Wednesday, September 30, 2009

Accountability...

Accountability: The obligation to demonstrate and take responsibility for performance in light of agreed expectations. There is a difference between responsibility and accountability: responsibility is the obligation to act; accountability is the obligation to answer for an action.

This is a word in the area of my diet that I've been very lax on lately. After I had my surgery, I lost my appetite for a few weeks so I was losing weight pretty easily. Then my appetite came back and I discovered I was allergic to the peanut/tree nut family and I still continued to do pretty well until lately. You see, after my surgery I gave up all things carbonation and cut my sweet tea back to one glass a day or none at all. Crystal Light Lemonade was all I wanted until I went back to work. Because I don't drink coffee or Diet Coke's except on a rare occasion, I've taken to drinking a Rt 44 Sweet Tea cut in half from Sonic. NOT GOOD!!!!! What this does is keep me from drinking water at all because I drink on that all day! I've also gotten more relaxed on things such as chips and salsa, hamburgers, etc. Well that is no more!

Tomorrow is the first day of October and the first day of the NEW me (as if I didn't already do that 9 weeks ago) and new, healthy habits! My attitude and confidence changed a lot with my surgery and the compliments I continue to get are helping. I mean when someone says "Jordan, how much weight have you lost, you look great!", who am I to say I haven't really, I just lost my chest so I appear much thinner, so I say thanks and go on. No more! If someone compliments me for weight loss it's going to be because I'm working my butt off to lose it!
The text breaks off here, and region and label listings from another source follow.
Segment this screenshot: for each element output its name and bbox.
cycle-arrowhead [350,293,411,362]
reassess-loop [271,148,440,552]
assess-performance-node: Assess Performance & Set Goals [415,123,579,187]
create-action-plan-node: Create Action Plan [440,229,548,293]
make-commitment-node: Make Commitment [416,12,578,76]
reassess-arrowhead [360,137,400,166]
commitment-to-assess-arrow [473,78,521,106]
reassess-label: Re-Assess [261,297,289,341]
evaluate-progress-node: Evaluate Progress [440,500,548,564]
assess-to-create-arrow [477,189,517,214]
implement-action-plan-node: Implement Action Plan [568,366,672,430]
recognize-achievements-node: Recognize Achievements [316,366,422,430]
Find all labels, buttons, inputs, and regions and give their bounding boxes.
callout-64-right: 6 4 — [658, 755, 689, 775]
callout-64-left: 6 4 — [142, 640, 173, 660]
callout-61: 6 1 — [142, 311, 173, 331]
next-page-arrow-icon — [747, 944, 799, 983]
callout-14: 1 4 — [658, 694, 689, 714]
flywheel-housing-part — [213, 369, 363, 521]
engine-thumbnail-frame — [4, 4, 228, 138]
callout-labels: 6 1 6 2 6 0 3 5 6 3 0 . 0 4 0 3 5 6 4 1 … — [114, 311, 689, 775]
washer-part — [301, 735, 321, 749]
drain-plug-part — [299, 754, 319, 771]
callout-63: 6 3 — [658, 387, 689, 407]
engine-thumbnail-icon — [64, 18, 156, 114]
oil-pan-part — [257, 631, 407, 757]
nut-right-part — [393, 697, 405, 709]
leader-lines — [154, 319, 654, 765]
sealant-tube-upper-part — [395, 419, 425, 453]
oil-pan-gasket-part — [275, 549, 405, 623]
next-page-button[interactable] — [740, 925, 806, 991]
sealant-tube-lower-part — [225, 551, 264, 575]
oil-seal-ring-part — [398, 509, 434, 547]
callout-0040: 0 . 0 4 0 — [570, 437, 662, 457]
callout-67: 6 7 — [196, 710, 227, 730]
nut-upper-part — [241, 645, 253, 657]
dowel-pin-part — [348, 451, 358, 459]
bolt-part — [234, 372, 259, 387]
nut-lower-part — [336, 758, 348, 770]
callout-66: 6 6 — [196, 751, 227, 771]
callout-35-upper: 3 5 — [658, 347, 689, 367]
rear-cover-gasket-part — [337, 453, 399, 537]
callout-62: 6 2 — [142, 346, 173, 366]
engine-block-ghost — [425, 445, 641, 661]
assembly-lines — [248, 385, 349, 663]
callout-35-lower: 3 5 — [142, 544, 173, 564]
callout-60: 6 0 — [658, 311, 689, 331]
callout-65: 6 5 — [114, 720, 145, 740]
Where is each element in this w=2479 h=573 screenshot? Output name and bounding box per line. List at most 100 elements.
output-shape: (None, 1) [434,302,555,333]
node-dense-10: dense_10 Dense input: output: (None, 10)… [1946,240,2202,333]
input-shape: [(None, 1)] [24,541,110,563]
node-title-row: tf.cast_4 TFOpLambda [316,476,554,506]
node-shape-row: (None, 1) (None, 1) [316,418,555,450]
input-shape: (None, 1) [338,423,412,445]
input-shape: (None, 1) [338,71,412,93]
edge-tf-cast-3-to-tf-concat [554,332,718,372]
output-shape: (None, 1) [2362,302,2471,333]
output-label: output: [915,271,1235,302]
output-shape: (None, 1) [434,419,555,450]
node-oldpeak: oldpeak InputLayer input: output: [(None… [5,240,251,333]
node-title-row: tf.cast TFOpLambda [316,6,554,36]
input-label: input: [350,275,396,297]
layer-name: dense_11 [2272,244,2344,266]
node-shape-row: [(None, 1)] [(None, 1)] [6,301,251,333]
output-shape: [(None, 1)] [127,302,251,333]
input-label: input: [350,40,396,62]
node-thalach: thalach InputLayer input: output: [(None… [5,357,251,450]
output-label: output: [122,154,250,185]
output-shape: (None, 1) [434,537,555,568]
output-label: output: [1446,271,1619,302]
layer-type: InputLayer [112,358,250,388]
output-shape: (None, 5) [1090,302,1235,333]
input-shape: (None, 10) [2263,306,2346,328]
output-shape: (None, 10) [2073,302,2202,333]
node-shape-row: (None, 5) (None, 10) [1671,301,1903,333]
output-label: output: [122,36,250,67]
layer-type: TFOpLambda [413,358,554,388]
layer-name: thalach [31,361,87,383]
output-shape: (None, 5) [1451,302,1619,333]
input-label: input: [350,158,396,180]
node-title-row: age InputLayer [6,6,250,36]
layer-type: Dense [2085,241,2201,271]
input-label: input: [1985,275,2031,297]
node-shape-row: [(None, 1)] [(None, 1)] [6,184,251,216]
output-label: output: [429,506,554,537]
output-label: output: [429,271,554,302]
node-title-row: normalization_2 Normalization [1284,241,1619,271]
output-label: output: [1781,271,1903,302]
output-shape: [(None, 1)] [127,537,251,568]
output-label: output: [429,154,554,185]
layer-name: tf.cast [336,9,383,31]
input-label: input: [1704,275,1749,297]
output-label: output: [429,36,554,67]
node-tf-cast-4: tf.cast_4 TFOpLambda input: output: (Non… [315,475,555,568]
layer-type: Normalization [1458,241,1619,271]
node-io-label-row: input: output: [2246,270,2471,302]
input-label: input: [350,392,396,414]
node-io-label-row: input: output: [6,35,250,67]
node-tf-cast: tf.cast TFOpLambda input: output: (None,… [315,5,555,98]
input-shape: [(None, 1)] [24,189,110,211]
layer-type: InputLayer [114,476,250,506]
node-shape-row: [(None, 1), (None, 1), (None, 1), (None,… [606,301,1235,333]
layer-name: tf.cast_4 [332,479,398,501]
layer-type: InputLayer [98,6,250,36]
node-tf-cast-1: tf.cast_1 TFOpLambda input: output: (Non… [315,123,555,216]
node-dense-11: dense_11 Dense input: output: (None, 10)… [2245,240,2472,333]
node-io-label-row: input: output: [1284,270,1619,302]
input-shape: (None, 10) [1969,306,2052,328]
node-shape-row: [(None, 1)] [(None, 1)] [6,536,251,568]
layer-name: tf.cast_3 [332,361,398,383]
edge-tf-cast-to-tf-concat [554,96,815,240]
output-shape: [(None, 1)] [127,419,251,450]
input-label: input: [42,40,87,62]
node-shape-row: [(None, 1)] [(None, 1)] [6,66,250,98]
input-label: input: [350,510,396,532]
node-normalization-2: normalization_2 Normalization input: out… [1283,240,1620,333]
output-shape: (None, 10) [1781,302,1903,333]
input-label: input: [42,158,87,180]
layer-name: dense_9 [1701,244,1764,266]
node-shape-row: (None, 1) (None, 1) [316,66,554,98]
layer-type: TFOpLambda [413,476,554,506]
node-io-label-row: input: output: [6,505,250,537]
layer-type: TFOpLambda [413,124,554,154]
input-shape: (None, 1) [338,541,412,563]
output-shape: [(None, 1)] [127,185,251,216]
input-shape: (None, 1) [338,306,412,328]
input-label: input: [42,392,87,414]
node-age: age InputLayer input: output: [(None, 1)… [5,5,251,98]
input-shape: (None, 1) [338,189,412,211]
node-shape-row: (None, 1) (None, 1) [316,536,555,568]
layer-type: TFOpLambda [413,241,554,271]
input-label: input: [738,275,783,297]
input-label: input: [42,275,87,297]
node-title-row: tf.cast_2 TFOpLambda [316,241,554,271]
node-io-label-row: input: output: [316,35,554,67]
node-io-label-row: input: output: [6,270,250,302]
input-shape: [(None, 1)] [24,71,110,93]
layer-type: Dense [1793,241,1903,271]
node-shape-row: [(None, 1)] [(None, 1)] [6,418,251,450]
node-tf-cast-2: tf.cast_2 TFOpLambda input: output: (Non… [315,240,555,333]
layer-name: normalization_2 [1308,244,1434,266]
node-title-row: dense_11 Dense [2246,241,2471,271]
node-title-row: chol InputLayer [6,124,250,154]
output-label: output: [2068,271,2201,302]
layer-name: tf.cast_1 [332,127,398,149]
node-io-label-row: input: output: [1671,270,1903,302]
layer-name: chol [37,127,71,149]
I've gone off all med's (compliments of my surgery) including the Fibromyalgia one that made me start gaining. NO MORE EXCUSES! I will be walking everyday whether it be outside or inside on my treadmill. I will find some form of pilates or aerobics to do. I will be holding myself accountable on here and I ask that you do to. If you see me ask not how I am but am I holding true to the no tea or junk food (which honestly is not that big of a problem).

Also note that I'm not so much doing this to lose weight but to be healthier. I've never been one to be extremely self-conscious about my weight. It's almost become a part of me that makes me me. I'm too comfortable in my own skin I think to lose weight and draw attention to myself. I still cross my hands over my chest when I see people I haven't seen. I also am really going to hate to have to give up some of my wardrobe when I lose the weight I want too. I've already had to do some of that though and to be honest it was very hard but when it went to someone who really needed the clothes and I was told how much she loved them it made it even more worthwhile!

Being happy doesn't mean that everything is perfect. It means that you've decided to look beyond the imperfections.